Vintage Southern

Started by Ponce de Leon, July 12, 2011, 10:14:37 AM

Previous topic - Next topic

Ponce de Leon

Ron Flanary

beal99

Great stuff Ron, what are you using to scan?

E.M. Bell

Great stuff...not that we would expect any less! Those motors sure look funny without the Southern logo on the nose.
E.M. Bell, KD4JSL
Salvisa, KY

      

Ptrainman

Nice shots there. Why is the Southern logo not on the nose of those units? I thought it was on all of them.


Paul
NS Virginia Division Expert & Railfan
KK4KQX

butch

Butch Adkins


Railroad Tunnel hunting in Kentucky

Ponce de Leon

These were all scanned with a Nikon Coolscan V.

Nose heralds on Southern's cab units started disappearing around 1959, when black and imitation aluminum (off white) replaced green. The familiar circular herald with the added "Look Ahead Look South" below started showing up again about 1969---an improvement brought about by Graham Claytor.

Since all of the shots in my links predated 1969, the units had no heralds. For that matter none of the units had nose heralds at that time (GP9s, SD35s, GP30s, etc.). I recall the heralds being on new GP38s being delivered in '69----and heralds then started showing up on all kinds of power.

The F-units were gone from the Appalachia Division when the replacement GP38s started arriving around September of '69. They were reassigned to other places, of course. I rode F-units on ballast, work and rail trains on the St. Louis line and the Rat Hole in 1970, but when I came back to Somerset after the Army in the spring of '72, the few remaining Fs were gone elsewhere.

F-units were neat machines. I'll forever recall riding the rear unit of four on a northbound rail train out of Oakdale one hot night in the summer of 1970----riding in the engineer's seat, looking back over the train with the rear headlight illuminated, and sticking my head out the window on the grade up through Lancing and listening to the those 567Bs reverberate off the hills. Awesome!

Ron Flanary
Ron Flanary

Backyard

 8) Did the F-units have a good cab heater?
Backyard/Allen

Ponce de Leon

Well...to be honest, most of my Southern F-unit riding experiences were in the summer time. For darn sure, they didn't have air conditioners!

I remember turning the overhead reading light on during that nocturnal climb up through Lancing, and the air was thick with sand and exhaust smoke. It's a thousand wonders I don't have lung cancer.

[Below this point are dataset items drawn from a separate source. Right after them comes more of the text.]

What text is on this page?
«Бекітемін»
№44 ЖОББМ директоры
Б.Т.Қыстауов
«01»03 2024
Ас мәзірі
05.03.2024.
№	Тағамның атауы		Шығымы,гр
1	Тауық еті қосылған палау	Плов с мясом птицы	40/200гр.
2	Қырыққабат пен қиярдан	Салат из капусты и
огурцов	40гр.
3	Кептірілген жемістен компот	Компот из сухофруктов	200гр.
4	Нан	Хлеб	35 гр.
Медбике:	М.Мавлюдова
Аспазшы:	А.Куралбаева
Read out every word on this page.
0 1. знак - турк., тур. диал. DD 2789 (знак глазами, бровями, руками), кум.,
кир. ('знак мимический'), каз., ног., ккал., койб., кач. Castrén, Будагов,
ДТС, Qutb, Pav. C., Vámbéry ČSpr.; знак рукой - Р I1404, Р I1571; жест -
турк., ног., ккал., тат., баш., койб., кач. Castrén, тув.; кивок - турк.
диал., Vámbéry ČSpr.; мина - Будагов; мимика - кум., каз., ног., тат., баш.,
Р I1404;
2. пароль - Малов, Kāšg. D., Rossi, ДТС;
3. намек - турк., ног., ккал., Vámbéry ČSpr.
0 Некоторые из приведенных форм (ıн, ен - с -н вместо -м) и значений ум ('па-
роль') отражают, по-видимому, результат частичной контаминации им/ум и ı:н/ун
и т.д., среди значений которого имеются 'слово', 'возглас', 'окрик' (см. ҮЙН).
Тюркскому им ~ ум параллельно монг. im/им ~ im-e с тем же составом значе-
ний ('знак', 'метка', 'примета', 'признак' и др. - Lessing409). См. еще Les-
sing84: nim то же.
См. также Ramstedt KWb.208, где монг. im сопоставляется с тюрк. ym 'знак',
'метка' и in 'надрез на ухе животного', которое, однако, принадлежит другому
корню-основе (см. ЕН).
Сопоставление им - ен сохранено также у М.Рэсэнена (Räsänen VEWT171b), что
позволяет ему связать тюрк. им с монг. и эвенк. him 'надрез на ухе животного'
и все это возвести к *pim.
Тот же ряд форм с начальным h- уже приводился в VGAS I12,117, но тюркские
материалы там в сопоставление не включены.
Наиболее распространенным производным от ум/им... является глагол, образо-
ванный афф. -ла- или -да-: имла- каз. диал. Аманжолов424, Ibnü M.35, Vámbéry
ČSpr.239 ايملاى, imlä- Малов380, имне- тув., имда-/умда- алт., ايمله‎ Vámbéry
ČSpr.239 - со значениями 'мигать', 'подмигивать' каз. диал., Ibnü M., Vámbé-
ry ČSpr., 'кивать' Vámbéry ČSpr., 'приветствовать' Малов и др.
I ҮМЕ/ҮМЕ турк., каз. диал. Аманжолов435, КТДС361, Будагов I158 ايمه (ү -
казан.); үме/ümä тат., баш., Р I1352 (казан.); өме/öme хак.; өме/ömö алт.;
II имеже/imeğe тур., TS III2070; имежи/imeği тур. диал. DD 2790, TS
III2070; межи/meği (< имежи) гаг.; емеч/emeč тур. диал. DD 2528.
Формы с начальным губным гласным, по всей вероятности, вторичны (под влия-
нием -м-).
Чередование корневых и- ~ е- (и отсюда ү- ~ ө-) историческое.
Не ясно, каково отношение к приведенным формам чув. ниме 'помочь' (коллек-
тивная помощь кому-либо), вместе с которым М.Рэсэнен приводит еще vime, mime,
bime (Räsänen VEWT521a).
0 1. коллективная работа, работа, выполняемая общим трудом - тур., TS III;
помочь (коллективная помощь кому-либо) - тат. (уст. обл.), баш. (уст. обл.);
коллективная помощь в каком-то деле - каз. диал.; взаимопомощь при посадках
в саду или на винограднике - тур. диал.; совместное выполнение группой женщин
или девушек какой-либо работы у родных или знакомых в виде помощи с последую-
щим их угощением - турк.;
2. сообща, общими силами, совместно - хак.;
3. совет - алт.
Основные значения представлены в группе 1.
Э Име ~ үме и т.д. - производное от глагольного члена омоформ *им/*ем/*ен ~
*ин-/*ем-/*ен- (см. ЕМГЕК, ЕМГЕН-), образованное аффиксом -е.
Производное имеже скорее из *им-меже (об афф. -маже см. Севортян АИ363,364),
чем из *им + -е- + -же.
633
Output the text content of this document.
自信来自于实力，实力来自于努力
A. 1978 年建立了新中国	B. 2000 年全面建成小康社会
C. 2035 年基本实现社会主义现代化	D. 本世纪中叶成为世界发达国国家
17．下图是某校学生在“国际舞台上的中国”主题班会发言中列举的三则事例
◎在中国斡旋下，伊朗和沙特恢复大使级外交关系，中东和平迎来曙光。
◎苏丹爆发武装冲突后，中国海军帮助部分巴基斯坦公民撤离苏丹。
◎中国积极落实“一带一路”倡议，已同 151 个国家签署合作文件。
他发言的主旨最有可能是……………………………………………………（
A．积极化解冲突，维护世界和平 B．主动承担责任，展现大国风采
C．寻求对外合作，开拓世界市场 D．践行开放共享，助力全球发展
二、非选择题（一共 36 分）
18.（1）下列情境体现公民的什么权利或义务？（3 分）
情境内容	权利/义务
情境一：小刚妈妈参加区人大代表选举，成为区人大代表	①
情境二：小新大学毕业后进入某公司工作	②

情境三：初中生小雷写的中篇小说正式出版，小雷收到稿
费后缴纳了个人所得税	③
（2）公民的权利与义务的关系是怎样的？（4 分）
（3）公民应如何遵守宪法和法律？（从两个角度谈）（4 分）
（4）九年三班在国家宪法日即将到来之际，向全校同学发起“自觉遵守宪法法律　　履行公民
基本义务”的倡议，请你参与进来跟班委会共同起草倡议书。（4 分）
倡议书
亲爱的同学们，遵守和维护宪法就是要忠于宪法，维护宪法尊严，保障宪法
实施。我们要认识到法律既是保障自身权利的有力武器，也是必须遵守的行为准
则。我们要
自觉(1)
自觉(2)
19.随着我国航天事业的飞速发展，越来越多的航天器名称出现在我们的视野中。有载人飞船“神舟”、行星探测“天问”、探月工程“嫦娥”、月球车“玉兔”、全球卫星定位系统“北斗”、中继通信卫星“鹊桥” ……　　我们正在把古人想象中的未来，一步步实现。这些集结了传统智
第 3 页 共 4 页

Today's crews have no idea what wonderful creature comforts they enjoy in those wide-nose, air-conditioned cabs with tinted windows and other amenities. But----can you imagine what it must have been like to blast through the old tunnel at Kings Mountain in the cab of a slow-moving Ms4 Mike?

Ron F.
Ron Flanary

lwjabo

The design of the F units made it tight and so they tended to be warm in winter. The double door kept air from blowing into the cab. Note the new wide units copied this. So this made the units rather warm also in summer. They had the old vent windows from memory. That could catch air from the outside and move into the cab. Just like cars did at one time. The vent windows were those little triangle windows in from of the side windows. The seats on the F units were good. Much thicker than the old Southern and N&W seats on other units. They had arm rests also. By 1971 when I hired they had seen there best days. We used them on the ballast trains and locals. We ran a extra train numbered 560 to Chattanooga. It would have F units and they also used them on the locals that went to Chattanooga. They were engines due in the shop in Chattanooga. Working a local from a F unit for 12 or more hours a brakeman was worn out.

lwjabo

Let's just say a F unit would not be as HOT in Summer as a GP, SD or a GE with the long hood forward. Not only the smoke but heat of long hood forward warmed up the cabs in Summer.

Ponce de Leon

Oh....I fully agree. I've experienced that as well aboard Southern SD45s.

And---back to F-units, here's another old one on the Appalachia Division that I uploaded to RP.net---this one from the summer of '68:

http://www.railpictures.net/viewphoto.php?id=368697&nseq=3

Ron
Ron Flanary

Backyard

 8) I just wanted to know, because in my mind (& maybe my heart), I wanted to know of a warm cab on a cold Winter's day...

Thanks to Ponce de Leon for your presentation(s).